Omnes viae Romam ducunt. All roads lead to Rome. While it might have been done just because they preferred their own paved roads to that of the other civilizations around them, the unforeseen side effect is that, because they built from their city-state outwards, they provided a backbone for commerce and exchange that other people used more often too. The Romans sought to extend their own grasp to more locations, yet indoctrinated other cultures in the various process of connecting their settlements and cementing economic standing for themselves; the more other people used the roads, the greater the likelihood that they came across Roman settlements and traded with them. The infusion of ideas ideas followed and the reinforcing of certain ways of going from place to place over others began to form.

Many of the cities in Skyrim sit on the sites of ancient locations. The present of the game is built on the foundations of those that came before them. Mer, the race of humanoids that first crossed Tamriel, created settlements. They built their cities and created the roads to link one to another. Thus, as other civilizations expanded into these territories and commerce started, the paved roads were privileged over any dirt paths that might have existed: the more they were used, the greater their importance. Over time, these same roads established conduits that, as they were used, reinforced themselves.

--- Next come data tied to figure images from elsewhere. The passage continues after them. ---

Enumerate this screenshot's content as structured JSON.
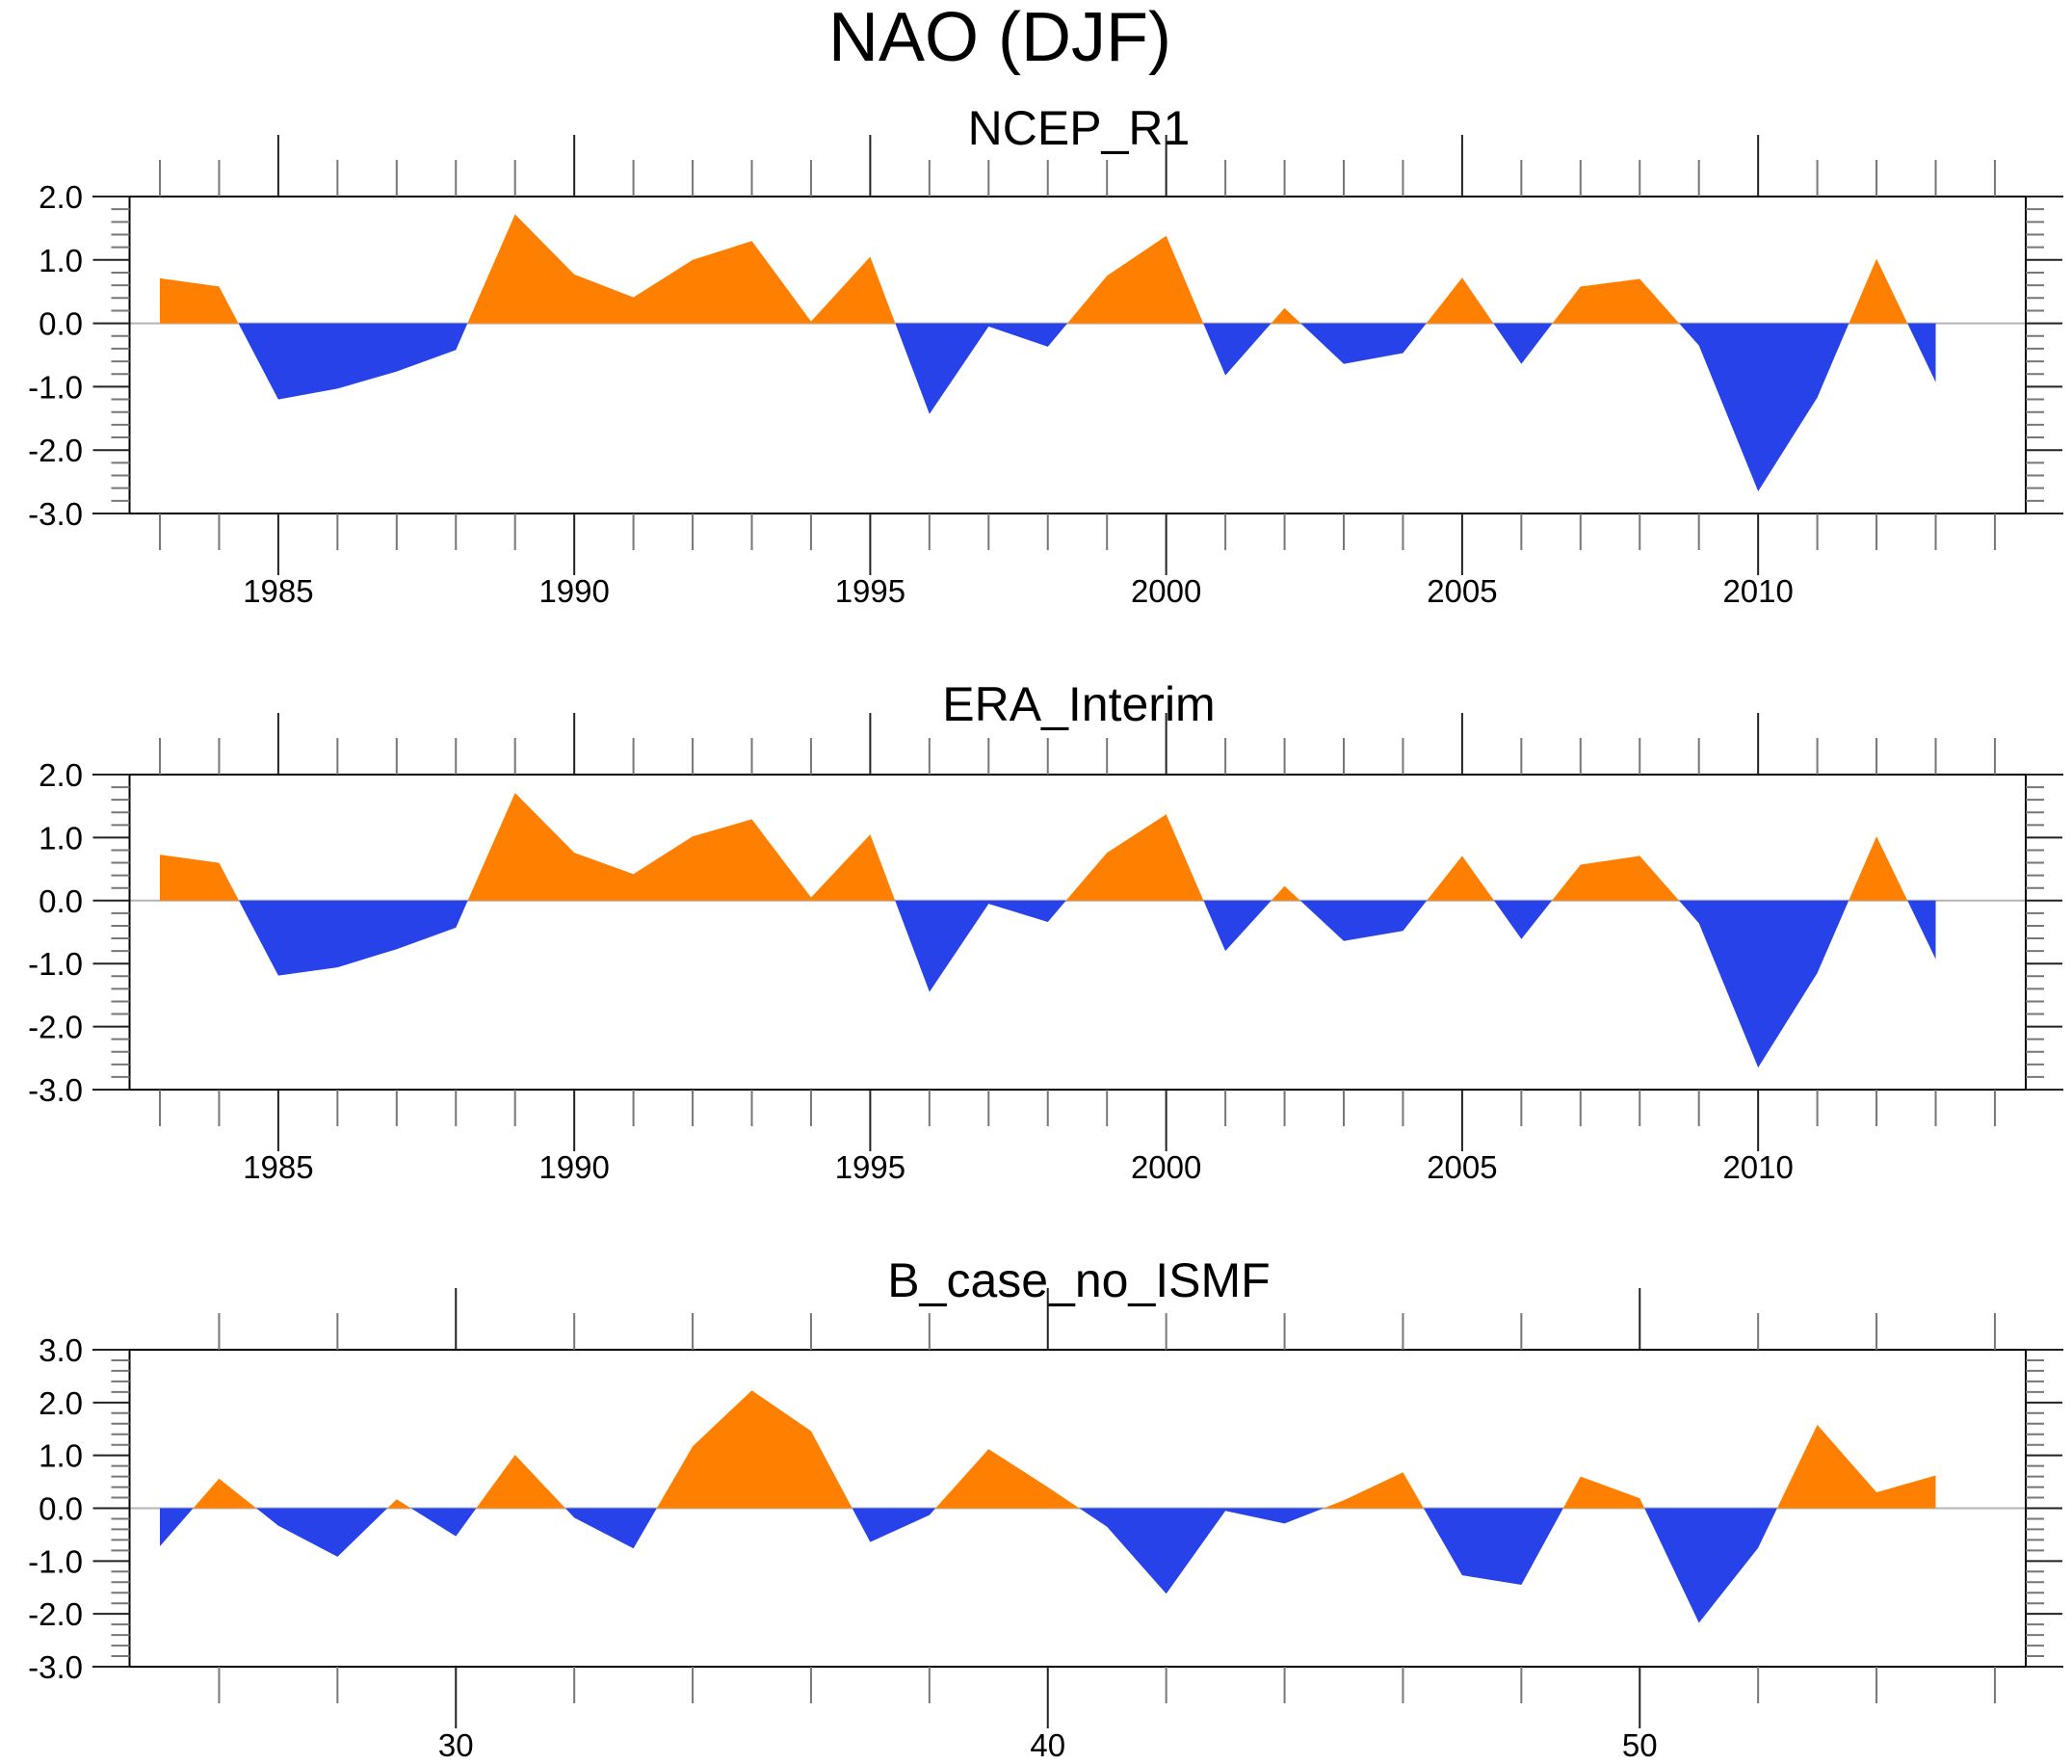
{
  "figure_title": "NAO (DJF)",
  "colors": {
    "positive": "#ff8000",
    "negative": "#2842ea",
    "axis": "#000000",
    "zero_line": "#b4b4b4"
  },
  "chart_data": [
    {
      "type": "area",
      "title": "NCEP_R1",
      "xlabel": "",
      "ylabel": "",
      "x": [
        1983,
        1984,
        1985,
        1986,
        1987,
        1988,
        1989,
        1990,
        1991,
        1992,
        1993,
        1994,
        1995,
        1996,
        1997,
        1998,
        1999,
        2000,
        2001,
        2002,
        2003,
        2004,
        2005,
        2006,
        2007,
        2008,
        2009,
        2010,
        2011,
        2012,
        2013
      ],
      "values": [
        0.71,
        0.58,
        -1.2,
        -1.03,
        -0.76,
        -0.42,
        1.72,
        0.77,
        0.41,
        1.0,
        1.3,
        0.03,
        1.05,
        -1.43,
        -0.05,
        -0.37,
        0.75,
        1.38,
        -0.82,
        0.24,
        -0.64,
        -0.47,
        0.72,
        -0.64,
        0.58,
        0.7,
        -0.35,
        -2.65,
        -1.17,
        1.02,
        -0.93
      ],
      "xlim": [
        1982,
        2014.5
      ],
      "ylim": [
        -3.0,
        2.0
      ],
      "ytick_labels": [
        "2.0",
        "1.0",
        "0.0",
        "-1.0",
        "-2.0",
        "-3.0"
      ],
      "xtick_labels": [
        "1985",
        "1990",
        "1995",
        "2000",
        "2005",
        "2010"
      ],
      "fill_above_zero": "orange",
      "fill_below_zero": "blue"
    },
    {
      "type": "area",
      "title": "ERA_Interim",
      "xlabel": "",
      "ylabel": "",
      "x": [
        1983,
        1984,
        1985,
        1986,
        1987,
        1988,
        1989,
        1990,
        1991,
        1992,
        1993,
        1994,
        1995,
        1996,
        1997,
        1998,
        1999,
        2000,
        2001,
        2002,
        2003,
        2004,
        2005,
        2006,
        2007,
        2008,
        2009,
        2010,
        2011,
        2012,
        2013
      ],
      "values": [
        0.73,
        0.6,
        -1.19,
        -1.06,
        -0.77,
        -0.43,
        1.71,
        0.76,
        0.42,
        1.02,
        1.29,
        0.05,
        1.05,
        -1.45,
        -0.05,
        -0.34,
        0.76,
        1.37,
        -0.8,
        0.23,
        -0.64,
        -0.48,
        0.71,
        -0.61,
        0.57,
        0.71,
        -0.36,
        -2.65,
        -1.15,
        1.02,
        -0.93
      ],
      "xlim": [
        1982,
        2014.5
      ],
      "ylim": [
        -3.0,
        2.0
      ],
      "ytick_labels": [
        "2.0",
        "1.0",
        "0.0",
        "-1.0",
        "-2.0",
        "-3.0"
      ],
      "xtick_labels": [
        "1985",
        "1990",
        "1995",
        "2000",
        "2005",
        "2010"
      ],
      "fill_above_zero": "orange",
      "fill_below_zero": "blue"
    },
    {
      "type": "area",
      "title": "B_case_no_ISMF",
      "xlabel": "",
      "ylabel": "",
      "x": [
        25,
        26,
        27,
        28,
        29,
        30,
        31,
        32,
        33,
        34,
        35,
        36,
        37,
        38,
        39,
        40,
        41,
        42,
        43,
        44,
        45,
        46,
        47,
        48,
        49,
        50,
        51,
        52,
        53,
        54,
        55
      ],
      "values": [
        -0.72,
        0.56,
        -0.33,
        -0.92,
        0.17,
        -0.53,
        1.01,
        -0.18,
        -0.76,
        1.17,
        2.23,
        1.46,
        -0.64,
        -0.13,
        1.12,
        0.4,
        -0.35,
        -1.62,
        -0.05,
        -0.29,
        0.15,
        0.68,
        -1.27,
        -1.45,
        0.6,
        0.19,
        -2.17,
        -0.75,
        1.58,
        0.3,
        0.62
      ],
      "xlim": [
        24,
        56.5
      ],
      "ylim": [
        -3.0,
        3.0
      ],
      "ytick_labels": [
        "3.0",
        "2.0",
        "1.0",
        "0.0",
        "-1.0",
        "-2.0",
        "-3.0"
      ],
      "xtick_labels": [
        "30",
        "40",
        "50"
      ],
      "fill_above_zero": "orange",
      "fill_below_zero": "blue"
    }
  ]
}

In copying the Romantics that mixed the supernatural with the ruins around them and blended Gnosticism with reality, they gave way to the fantasy genre that prizes a perfect past over a flawed present. Skyrim, in copying these tropes, provides a reflection into what might have gone into a culture that did the same actions that our own did too. From Romans to Romantics, the roads that were traveled the most traced an anatomy that is still being built on in our world. The body that arose from roads became part of the underlining structure of future civilizations and even later cities used in their creation and maintenance. Settlements led to towns that eventually became cities; we are always using the ideas and pieces of the past to build our present, as the future will do as well.